20:26 | Posted by Gema Dakwah Penjelasan Resmi
PKS Atas Penolakan Kenaikan Harga BBM Partai Keadilan Sejahtera (PKS) secara
tegas telah menolak rencana kenaikan harga BBM Bersubsidi. Sikap tegas menolak
rencana kenaikan harga BBM Bersubsidi telah disampaikan Presiden Partai dalam
Pidato Pembukaan dan Penutupan pada Mukernas yang dilaksanakan di Medan,
tanggal 27 dan 29 Maret 2012. Dalam Rapat Paripurna Dewan Perwakilan Rakyat
Republik Indonesia (DPR-RI) tanggal 30 Maret 2012, Fraksi PKS sebagai
representasi partai juga telah menyatakan dan menunjukkan sikapnya secara tegas
menolak rencana kenaikan harga BBM Bersubsidi. PKS menolak rencana kenaikan
harga BBM Bersubsidi berdasarkan hasil kajian dan pertimbangan dampak fiskal,
ekonomi dan sosial-politik secara mendalam. PKS memandang bahwa kenaikan harga
BBM Bersubsidi untuk seluruh segmen masyarakat apalagi dengan angka yang sangat
tinggi sebesar 33% atau Rp1.500/liter tentunya akan meningkatkan beban
kehidupan sehari-hari rakyat. Kenaikan harga BBM Bersubsidi akan memberikan
dampak inflasi yang berlipat ganda (baik karena ekspektasi inflasi yang
terbentuk, inflasi first round saat kebijakan diambil maupun second round pasca
kebijakan) yang akan memberikan beban ekonomi yang semakin berat bagi rakyat,
terutama akibat melonjaknya biaya transportasi dan harga bahan-bahan pangan.

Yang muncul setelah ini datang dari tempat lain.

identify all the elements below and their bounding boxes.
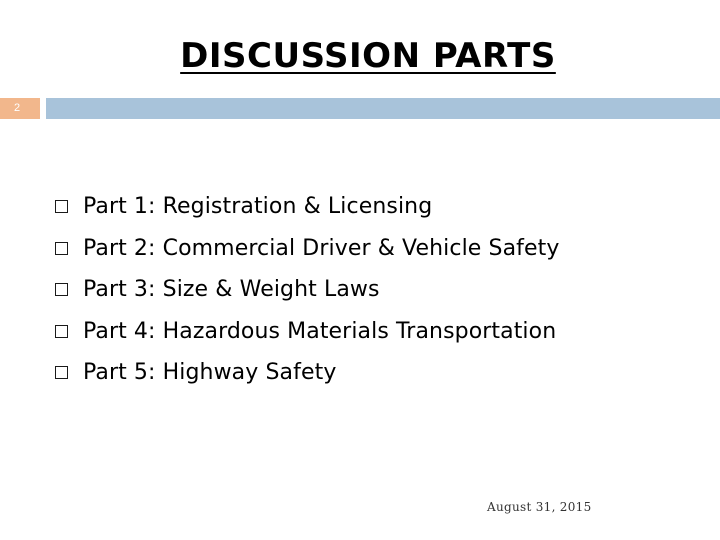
accent-bar bbox=[46, 98, 720, 119]
bullet-text: Part 4: Hazardous Materials Transportation bbox=[83, 318, 557, 344]
bullet-text: Part 5: Highway Safety bbox=[83, 360, 337, 386]
bullet-list bbox=[55, 186, 559, 394]
bullet-text: Part 2: Commercial Driver & Vehicle Safety bbox=[83, 235, 560, 261]
bullet-text: Part 3: Size & Weight Laws bbox=[83, 277, 380, 303]
footer-date: August 31, 2015 bbox=[487, 500, 592, 514]
checkbox-icon bbox=[55, 366, 68, 379]
bullet-item bbox=[55, 186, 559, 228]
bullet-item bbox=[55, 352, 559, 394]
bullet-item bbox=[55, 311, 559, 353]
bullet-item bbox=[55, 228, 559, 270]
checkbox-icon bbox=[55, 200, 68, 213]
checkbox-icon bbox=[55, 242, 68, 255]
slide-number-box bbox=[0, 98, 40, 119]
slide-title bbox=[0, 36, 720, 76]
bullet-text: Part 1: Registration & Licensing bbox=[83, 194, 433, 220]
checkbox-icon bbox=[55, 325, 68, 338]
bullet-item bbox=[55, 269, 559, 311]
slide-title-text: DISCUSSION PARTS bbox=[180, 36, 556, 76]
slide-number: 2 bbox=[13, 102, 21, 114]
checkbox-icon bbox=[55, 283, 68, 296]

Melonjaknya inflasi, juga akan merusak perekonomian rakyat karena akan
mendorong naikknya cost of capital bagi dunia usaha, khususnya UMKM dalam
jangka menengah yang trennya saat ini sedang menurun. Kondisi ini tentunya akan
menambah jumlah penduduk miskin, karena menurunnya daya beli rakyat,
terpukulnya dunia usaha dan potensi munculnya pengangguran baru. Selain itu PKS
memandang kenaikan harga BBM Bersubsidi akan mendorong gejolak sosial dan
resistensi publik yang akan semakin besar kedepan yang menyebabkan instabilitas
keamanan nasional yang seharusnya bisa dihindari. Dengan demikian penolakan PKS
atas rencana kenaikan harga BBM Bersubsidi sepenuhnya karena pertimbangan
kebaikan dan kemaslahatan bagi rakyat, bangsa dan negara. PKS juga tidak setuju
dengan rumusan Pasal 7 ayat 6 (A) RUU APBN Perubahan 2012 dimana, pemerintah
bisa langsung menaikkan/menurunkan harga BBM Bersubsidi jika harga minyak
mentah mengalami deviasi rata-rata 15% dalam waktu 6 (enam) bulan. Dengan ayat
baru ini maka dalam beberapa bulan kedepan harga BBM Bersubsidi berpotensi
segera naik. Dalam perhitungan, jika bulan April harga rata-rata minyak mentah
mencapai 135 USD/barrel maka harga rata-rata minyak mentah selama 6 (enam)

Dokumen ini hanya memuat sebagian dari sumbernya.